Aniridia is a rare, congenital eye disorder characterized by hypoplasia or aplasia of the iris. Aniridia occurs approximately every 1.8/100,000 live births. Both familial and sporadic aniridia are caused by heterozygous mutations in the paired box 6 (PAX6) gene on chromosome 11. PAX6 is a key transcription factor in the development of the eye, pancreas, and brain. In the eye, PAX6 mutations are associated with panocular issues, such as nystagmus, foveal hypoplasia, aniridia-associated keratopathy, and cataracts. The literature indicates that PAX6 mutations are associated with metabolic changes, including pro-insulinemia and impaired glucose tolerance. This study aims to explore metabolic differences between aniridics with PAX6 mutations and their relatives without PAX6 mutations by assessing Body Mass Index (BMI) and pre-prandial to post-prandial Glucagon-Like Peptide-1 (GLP-1) percent changes.
METHODS:
This study is a prospective case-control study of 12 aniridics and 12 controls. The control group consists of non-aniridic relatives of the aniridics in the study. Data collection comprised blood draws, demographics, and physical measurements at the 2013 Aniridia Foundation International meeting. Blood was drawn from each study participant before and after the participants consumed a glucose solution (Ensure Nutrition Shake with 33 grams of glucose). Next, the blood samples underwent laboratory analysis of various aspects, including GLP-1, Hemoglobin A1C (HbA1C), glucose, insulin, ghrelin, and glucagon levels. After the blood sample results were processed, the data were statistically analyzed. BMI differences between aniridics and controls were assessed using an independent t-test. Due to the small sample size, paired data, and outliers, the Wilcoxon test was chosen to analyze the % change in pre-prandial to post-prandial GLP-1 in obese (BMI≥30) aniridics and obese controls.
RESULTS:
The independent t-test showed aniridics displayed significantly higher BMIs than controls (p=0.009).
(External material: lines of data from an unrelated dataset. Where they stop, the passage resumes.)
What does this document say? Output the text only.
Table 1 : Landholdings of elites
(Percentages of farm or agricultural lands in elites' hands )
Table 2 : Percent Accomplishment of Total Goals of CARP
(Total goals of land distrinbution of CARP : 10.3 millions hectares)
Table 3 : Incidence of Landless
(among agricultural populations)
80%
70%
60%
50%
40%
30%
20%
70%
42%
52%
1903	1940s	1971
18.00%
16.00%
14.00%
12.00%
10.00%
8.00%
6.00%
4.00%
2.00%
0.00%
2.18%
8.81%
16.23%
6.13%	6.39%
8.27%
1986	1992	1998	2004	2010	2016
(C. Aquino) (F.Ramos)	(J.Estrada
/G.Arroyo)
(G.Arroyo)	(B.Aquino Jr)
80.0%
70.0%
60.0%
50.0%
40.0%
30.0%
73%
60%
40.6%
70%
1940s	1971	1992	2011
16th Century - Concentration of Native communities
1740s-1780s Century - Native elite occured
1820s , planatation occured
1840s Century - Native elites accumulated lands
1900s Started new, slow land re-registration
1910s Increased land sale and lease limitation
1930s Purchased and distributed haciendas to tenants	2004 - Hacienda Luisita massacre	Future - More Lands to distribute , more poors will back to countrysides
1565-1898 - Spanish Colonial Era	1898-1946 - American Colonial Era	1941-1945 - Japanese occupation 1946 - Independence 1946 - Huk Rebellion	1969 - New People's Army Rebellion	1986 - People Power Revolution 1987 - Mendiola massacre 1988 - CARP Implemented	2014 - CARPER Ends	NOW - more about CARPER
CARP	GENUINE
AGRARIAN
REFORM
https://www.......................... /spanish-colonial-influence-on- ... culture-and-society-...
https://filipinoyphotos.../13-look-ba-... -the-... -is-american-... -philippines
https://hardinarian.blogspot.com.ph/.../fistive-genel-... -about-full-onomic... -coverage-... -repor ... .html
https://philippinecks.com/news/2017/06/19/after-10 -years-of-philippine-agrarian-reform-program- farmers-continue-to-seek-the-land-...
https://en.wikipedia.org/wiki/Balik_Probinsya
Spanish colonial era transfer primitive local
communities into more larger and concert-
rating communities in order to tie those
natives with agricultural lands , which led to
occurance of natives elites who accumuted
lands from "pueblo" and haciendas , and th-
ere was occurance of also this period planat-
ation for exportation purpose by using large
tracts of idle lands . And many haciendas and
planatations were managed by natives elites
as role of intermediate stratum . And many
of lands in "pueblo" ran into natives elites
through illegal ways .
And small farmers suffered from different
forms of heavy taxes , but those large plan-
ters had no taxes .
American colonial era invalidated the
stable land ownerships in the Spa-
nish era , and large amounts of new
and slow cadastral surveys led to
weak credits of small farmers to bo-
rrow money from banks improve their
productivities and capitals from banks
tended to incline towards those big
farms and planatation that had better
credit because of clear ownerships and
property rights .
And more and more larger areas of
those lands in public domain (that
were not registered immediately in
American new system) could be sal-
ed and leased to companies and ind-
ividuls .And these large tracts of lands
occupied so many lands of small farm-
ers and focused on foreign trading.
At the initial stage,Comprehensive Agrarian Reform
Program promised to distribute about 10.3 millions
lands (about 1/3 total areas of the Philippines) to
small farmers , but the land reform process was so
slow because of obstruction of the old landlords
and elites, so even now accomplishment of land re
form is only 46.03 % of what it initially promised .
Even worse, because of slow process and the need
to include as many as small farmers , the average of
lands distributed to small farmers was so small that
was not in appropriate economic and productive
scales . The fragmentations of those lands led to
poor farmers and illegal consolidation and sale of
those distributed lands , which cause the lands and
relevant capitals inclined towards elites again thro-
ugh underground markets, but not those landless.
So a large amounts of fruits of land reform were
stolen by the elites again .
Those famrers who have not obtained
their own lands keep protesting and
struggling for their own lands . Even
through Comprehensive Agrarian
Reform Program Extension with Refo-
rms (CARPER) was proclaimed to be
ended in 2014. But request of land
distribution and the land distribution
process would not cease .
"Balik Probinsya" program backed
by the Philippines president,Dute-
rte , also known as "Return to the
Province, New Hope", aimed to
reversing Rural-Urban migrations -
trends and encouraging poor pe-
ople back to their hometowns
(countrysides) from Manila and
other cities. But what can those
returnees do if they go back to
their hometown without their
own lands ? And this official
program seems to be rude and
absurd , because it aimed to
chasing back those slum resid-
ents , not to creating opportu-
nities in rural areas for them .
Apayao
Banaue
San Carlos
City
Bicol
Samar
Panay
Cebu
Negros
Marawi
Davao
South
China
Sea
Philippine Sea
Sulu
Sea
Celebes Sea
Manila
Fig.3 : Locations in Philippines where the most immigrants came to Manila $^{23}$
The Wilcoxon test showed obese aniridics had a significantly lower percent increase in pre-prandial to post-prandial GLP-1 compared to controls (p-value=0.035).
CONCLUSION:
The results suggest aniridics may have impaired GLP-1 release in response to meals compared to controls. As GLP-1 is a satiety hormone that suppresses appetite, this may contribute to aniridics having higher BMIs than controls. These findings, coupled with the existing literature stating that aniridics display higher glucose intolerance compared with controls, demonstrate that aniridia may be associated with metabolic abnormalities. Due to this study's small sample size and large variability in participants' ages, further studies with larger sample sizes and less participant age variability are recommended to explore the role of PAX6 in obesity and post-prandial GLP-1 release.